0cc4m commented 1 year ago

@ggerganov These are results from a few days back and I just noticed some inconsistencies. I'll retest and update them, alongside adding the used batch and prompt size.

0cc4m commented 1 year ago

@ggerganov I apologize, my last results were wrong. Here is what I found:

EPYC 7302, 8x 16GB DDR4-3200, RTX 3060 for ClBlast and Pytorch GPU results

model:       Llama 7B (q4_1)
batch size:  512
prompt size: 2047 tokens

ggml stock:                      Processing:145.5s (71ms/T)
ggml+openblas:                   Processing:126.3s (62ms/T)
ggml+clblast:                    Processing:113.1s (55ms/T)
Pytorch CPU:                     80.9s
Pytorch GPU 4bit GPTQ-for-llama: 2.71s

I think there must be some architectural advantage to how Pytorch/transformers handles the context.

LostRuins commented 1 year ago

@eiery I want to try MKL to compare, but I can't seem to find the location to actually obtain the MKL library for windows. Any idea?

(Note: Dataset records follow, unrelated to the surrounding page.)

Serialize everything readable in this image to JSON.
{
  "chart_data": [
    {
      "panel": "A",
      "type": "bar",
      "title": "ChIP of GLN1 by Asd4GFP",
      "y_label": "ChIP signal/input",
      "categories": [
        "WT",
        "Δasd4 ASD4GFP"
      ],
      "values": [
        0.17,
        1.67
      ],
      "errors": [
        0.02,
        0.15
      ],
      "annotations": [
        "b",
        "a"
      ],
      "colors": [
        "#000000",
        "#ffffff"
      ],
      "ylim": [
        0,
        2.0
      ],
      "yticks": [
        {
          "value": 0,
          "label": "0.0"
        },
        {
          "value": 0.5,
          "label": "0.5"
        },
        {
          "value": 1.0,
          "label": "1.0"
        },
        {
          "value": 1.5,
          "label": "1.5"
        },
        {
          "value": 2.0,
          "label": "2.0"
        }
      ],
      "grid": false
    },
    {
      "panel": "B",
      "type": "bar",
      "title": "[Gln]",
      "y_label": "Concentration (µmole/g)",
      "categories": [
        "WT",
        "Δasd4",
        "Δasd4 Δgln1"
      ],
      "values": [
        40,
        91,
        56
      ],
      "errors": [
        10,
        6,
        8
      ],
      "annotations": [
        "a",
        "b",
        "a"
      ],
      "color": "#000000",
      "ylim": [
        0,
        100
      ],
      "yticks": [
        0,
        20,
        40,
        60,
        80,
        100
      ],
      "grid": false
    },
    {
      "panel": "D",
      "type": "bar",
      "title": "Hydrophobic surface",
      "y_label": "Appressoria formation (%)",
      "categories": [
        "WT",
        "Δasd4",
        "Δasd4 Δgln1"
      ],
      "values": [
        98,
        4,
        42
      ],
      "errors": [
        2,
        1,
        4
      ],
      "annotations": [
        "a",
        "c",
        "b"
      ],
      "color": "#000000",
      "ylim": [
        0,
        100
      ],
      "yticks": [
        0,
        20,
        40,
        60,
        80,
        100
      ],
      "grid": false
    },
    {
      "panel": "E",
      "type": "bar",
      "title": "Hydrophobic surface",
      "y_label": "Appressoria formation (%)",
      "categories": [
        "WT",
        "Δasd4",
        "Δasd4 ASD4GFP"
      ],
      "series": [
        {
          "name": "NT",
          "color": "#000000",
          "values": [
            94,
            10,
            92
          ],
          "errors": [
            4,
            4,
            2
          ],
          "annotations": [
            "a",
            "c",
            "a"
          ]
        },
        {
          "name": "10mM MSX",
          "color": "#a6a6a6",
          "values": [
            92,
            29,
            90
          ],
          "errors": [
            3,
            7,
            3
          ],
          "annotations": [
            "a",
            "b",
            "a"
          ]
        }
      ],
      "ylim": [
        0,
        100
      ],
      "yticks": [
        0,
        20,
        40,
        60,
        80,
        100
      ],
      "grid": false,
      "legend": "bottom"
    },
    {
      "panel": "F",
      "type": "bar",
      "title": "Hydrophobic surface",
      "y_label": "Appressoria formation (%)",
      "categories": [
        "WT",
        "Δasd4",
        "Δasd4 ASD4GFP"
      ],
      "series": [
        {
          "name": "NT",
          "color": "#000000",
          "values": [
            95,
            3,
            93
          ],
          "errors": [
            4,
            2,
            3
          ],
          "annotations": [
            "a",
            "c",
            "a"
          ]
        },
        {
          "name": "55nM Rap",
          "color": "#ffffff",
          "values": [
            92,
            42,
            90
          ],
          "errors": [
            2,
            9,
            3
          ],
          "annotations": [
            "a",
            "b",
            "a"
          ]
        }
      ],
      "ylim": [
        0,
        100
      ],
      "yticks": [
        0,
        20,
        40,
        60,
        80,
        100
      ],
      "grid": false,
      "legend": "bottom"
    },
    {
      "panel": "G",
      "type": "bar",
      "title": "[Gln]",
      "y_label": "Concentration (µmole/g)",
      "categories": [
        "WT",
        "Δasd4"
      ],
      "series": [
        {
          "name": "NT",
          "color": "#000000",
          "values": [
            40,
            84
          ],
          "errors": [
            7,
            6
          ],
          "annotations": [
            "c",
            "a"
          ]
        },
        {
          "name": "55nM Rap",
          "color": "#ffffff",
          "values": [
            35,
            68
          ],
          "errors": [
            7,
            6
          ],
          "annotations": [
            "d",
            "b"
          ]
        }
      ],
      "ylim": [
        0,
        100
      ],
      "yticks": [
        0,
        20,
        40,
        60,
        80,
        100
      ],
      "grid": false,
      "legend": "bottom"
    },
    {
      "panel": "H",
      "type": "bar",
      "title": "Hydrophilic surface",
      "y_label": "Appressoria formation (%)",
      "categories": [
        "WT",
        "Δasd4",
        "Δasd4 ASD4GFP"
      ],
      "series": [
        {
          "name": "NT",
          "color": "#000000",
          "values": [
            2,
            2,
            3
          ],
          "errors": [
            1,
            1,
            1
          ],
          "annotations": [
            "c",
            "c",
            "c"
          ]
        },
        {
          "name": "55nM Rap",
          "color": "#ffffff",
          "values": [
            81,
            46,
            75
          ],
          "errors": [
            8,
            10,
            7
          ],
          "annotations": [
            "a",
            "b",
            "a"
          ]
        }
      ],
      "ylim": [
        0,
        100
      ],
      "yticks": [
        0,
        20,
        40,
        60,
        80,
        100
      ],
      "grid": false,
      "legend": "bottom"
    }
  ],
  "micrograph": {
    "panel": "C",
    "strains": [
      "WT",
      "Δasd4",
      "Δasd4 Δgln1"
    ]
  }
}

ghost commented 1 year ago

@ggerganov The linking process for MKL is complex (hence why there's a link advisor) and users need different commands depending on OS, MKL version, and so on. My current LLAMA_MKL option only works on Ubuntu with the MKL version from the package manager and probably won't work with say Mac or Windows. If people are interested in testing I would recommend they add the lines to the Makefile themselves and replace my lines with ones that match their setup.

@LostRuins You can get the Windows version here. Note that I haven't tested it in Windows.

ghost commented 1 year ago

It would also be an interesting experiment for someone who has it all set up to try compiling llama.cpp with the full Intel One system (ICC, MKL, etc.) to see what gains we can achieve. I used GCC for my tests and am not sure if using the full suite will provide additional improvements.